Waymo is accelerating its autonomous vehicle expansion with human-supervised test drives launching this week in Baltimore, Pittsburgh and St. Louis. The Google sister company now operates or tests in 26 markets, signaling growing confidence in cold-weather performance as competition from Amazon's Zoox and Tesla intensifies the robotaxi race.
Waymo just dropped another expansion bombshell. The Alphabet-owned autonomous vehicle pioneer announced Wednesday it's starting human-supervised test drives in Baltimore, Pittsburgh and St. Louis this week, pushing its total market footprint to 26 cities as the robotaxi wars reach fever pitch.
"We'll begin manual drives in the trio of new cities this week with hopes to eventually begin serving fully-autonomous rides there," spokesperson Ethan Teicher told CNBC. The move represents Waymo's most aggressive expansion yet, coming just weeks after announcing similar testing plans for Minneapolis, Tampa and New Orleans.
The timing isn't coincidental. Amazon's Zoox launched free rides in Las Vegas and San Francisco this year, while Tesla rolled out human-supervised robotaxi service in Austin and San Francisco. The competition is forcing Waymo to accelerate its geographic expansion at breakneck speed.

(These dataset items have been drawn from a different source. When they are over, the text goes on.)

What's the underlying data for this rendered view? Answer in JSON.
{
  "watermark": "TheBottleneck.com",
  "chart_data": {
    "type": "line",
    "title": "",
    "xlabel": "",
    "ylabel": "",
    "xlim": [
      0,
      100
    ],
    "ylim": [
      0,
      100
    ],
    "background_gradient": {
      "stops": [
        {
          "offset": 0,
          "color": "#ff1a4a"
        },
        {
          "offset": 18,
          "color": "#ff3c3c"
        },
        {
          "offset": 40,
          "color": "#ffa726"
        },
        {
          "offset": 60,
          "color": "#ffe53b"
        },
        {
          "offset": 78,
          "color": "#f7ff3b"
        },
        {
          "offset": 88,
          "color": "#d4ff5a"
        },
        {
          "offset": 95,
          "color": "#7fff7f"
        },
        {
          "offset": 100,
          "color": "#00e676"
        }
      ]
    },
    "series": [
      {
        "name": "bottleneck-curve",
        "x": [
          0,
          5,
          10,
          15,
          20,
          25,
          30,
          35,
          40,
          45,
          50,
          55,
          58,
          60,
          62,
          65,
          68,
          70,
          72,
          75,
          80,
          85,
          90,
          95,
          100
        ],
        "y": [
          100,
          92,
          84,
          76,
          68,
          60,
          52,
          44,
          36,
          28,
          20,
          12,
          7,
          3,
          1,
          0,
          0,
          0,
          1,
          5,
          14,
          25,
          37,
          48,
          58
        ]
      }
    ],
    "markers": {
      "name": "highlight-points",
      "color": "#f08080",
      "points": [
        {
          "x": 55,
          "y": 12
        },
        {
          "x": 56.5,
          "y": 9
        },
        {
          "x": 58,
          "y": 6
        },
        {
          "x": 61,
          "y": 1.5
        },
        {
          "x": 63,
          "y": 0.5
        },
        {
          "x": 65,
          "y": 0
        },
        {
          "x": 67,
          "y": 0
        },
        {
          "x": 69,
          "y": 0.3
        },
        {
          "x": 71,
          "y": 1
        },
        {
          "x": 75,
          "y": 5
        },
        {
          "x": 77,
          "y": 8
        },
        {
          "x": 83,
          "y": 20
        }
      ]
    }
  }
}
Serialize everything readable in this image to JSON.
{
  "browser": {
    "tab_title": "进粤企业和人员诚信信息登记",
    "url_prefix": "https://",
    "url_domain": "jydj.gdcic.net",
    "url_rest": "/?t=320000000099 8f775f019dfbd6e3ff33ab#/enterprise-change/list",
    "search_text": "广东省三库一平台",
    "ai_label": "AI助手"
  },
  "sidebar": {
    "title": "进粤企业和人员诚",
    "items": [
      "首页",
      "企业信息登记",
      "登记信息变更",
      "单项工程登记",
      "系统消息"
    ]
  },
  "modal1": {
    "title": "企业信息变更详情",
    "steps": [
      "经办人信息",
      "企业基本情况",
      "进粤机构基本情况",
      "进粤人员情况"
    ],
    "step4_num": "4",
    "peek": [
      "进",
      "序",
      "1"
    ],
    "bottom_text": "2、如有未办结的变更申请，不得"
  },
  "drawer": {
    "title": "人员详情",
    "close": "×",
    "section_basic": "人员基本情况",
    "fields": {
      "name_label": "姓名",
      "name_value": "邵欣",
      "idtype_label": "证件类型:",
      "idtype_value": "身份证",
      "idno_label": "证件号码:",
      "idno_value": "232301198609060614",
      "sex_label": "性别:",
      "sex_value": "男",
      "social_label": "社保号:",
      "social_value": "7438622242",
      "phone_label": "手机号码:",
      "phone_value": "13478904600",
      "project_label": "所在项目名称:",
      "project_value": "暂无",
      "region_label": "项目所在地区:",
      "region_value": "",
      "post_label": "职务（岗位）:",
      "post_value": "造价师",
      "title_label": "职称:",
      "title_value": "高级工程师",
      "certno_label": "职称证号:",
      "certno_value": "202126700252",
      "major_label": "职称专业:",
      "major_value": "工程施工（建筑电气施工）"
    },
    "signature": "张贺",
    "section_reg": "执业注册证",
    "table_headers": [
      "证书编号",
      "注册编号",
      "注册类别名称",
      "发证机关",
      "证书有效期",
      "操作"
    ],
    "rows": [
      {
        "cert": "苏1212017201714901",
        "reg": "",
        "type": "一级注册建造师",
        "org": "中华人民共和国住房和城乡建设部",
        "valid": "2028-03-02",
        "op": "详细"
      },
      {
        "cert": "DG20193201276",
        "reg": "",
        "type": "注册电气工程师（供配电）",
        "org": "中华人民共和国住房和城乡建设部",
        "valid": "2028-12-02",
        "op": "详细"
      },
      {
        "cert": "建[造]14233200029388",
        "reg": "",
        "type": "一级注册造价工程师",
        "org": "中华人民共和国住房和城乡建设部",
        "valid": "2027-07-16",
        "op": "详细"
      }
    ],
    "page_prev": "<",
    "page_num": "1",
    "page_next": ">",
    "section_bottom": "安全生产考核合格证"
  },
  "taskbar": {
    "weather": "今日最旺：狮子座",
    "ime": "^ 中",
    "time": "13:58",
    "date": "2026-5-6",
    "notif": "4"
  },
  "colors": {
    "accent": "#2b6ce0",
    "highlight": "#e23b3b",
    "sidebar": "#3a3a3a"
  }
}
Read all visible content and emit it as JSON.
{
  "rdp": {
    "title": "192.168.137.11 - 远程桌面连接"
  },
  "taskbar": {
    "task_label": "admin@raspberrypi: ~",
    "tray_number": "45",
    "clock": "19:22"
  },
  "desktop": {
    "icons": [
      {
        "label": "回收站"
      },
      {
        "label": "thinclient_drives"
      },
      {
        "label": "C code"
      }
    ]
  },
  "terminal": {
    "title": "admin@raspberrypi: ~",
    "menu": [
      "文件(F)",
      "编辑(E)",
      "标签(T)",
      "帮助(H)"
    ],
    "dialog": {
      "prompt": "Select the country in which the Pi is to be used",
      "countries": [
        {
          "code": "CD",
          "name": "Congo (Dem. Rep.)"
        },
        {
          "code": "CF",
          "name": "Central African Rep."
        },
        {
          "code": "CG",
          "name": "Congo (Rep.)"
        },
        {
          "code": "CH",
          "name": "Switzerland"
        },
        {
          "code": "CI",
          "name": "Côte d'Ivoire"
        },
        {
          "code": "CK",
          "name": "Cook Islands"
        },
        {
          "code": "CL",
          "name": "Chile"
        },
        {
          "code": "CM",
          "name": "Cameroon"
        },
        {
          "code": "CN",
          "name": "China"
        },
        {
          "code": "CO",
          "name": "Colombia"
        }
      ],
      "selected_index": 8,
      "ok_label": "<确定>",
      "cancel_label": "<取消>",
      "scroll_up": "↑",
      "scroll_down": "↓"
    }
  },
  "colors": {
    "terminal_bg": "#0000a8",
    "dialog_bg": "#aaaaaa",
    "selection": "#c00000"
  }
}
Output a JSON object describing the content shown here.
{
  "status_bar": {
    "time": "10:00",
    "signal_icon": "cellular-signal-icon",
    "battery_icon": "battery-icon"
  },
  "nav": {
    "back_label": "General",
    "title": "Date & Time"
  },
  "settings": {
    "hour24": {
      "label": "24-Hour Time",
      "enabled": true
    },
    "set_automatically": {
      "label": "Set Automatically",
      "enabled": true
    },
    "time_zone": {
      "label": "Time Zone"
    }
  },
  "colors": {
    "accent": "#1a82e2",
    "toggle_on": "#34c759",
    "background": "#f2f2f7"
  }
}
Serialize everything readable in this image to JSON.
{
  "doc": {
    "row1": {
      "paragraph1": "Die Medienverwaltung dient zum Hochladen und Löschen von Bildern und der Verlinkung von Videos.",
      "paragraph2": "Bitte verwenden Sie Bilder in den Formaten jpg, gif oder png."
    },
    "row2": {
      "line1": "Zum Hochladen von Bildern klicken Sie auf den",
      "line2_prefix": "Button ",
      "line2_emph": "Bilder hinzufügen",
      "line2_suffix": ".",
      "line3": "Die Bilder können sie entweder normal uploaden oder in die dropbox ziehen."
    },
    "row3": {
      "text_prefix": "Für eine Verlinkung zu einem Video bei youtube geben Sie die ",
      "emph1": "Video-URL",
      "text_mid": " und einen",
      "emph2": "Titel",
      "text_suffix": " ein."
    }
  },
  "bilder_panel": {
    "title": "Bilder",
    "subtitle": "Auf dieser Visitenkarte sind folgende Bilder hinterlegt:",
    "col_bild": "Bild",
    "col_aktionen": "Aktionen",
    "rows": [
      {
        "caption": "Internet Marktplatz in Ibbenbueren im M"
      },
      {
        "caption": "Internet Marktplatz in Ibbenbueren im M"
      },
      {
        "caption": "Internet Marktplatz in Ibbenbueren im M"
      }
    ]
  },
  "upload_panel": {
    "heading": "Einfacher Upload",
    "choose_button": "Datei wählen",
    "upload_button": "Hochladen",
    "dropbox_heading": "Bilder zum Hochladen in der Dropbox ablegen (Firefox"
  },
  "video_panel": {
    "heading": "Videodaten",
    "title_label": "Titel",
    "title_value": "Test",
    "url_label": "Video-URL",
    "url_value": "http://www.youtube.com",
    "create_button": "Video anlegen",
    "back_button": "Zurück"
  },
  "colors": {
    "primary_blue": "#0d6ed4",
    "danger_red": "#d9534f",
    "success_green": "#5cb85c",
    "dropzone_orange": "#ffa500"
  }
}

Waymo's November announcement blitz revealed the company's true ambitions. Beyond the three cities starting testing this month, Houston, San Antonio and Orlando are slated for 2026 launches. The company also began offering freeway rides in San Francisco, Los Angeles and Phoenix - a technical milestone that puts pressure on competitors still confined to city streets.
The numbers tell the expansion story. With more than 250,000 weekly paid trips across current markets, Waymo operates commercially in Austin, the San Francisco Bay Area, Phoenix, Atlanta and Los Angeles. The company hit 10 million total paid rides since launching in 2020, giving it the deepest operational experience in the industry.
But the new cities signal something bigger than just geographic expansion. Baltimore, Pittsburgh and St. Louis represent growing confidence in cold-weather performance - historically one of autonomous driving's biggest challenges. Snow, ice and reduced visibility have long been the Achilles heel of self-driving systems, making these northern markets crucial proving grounds.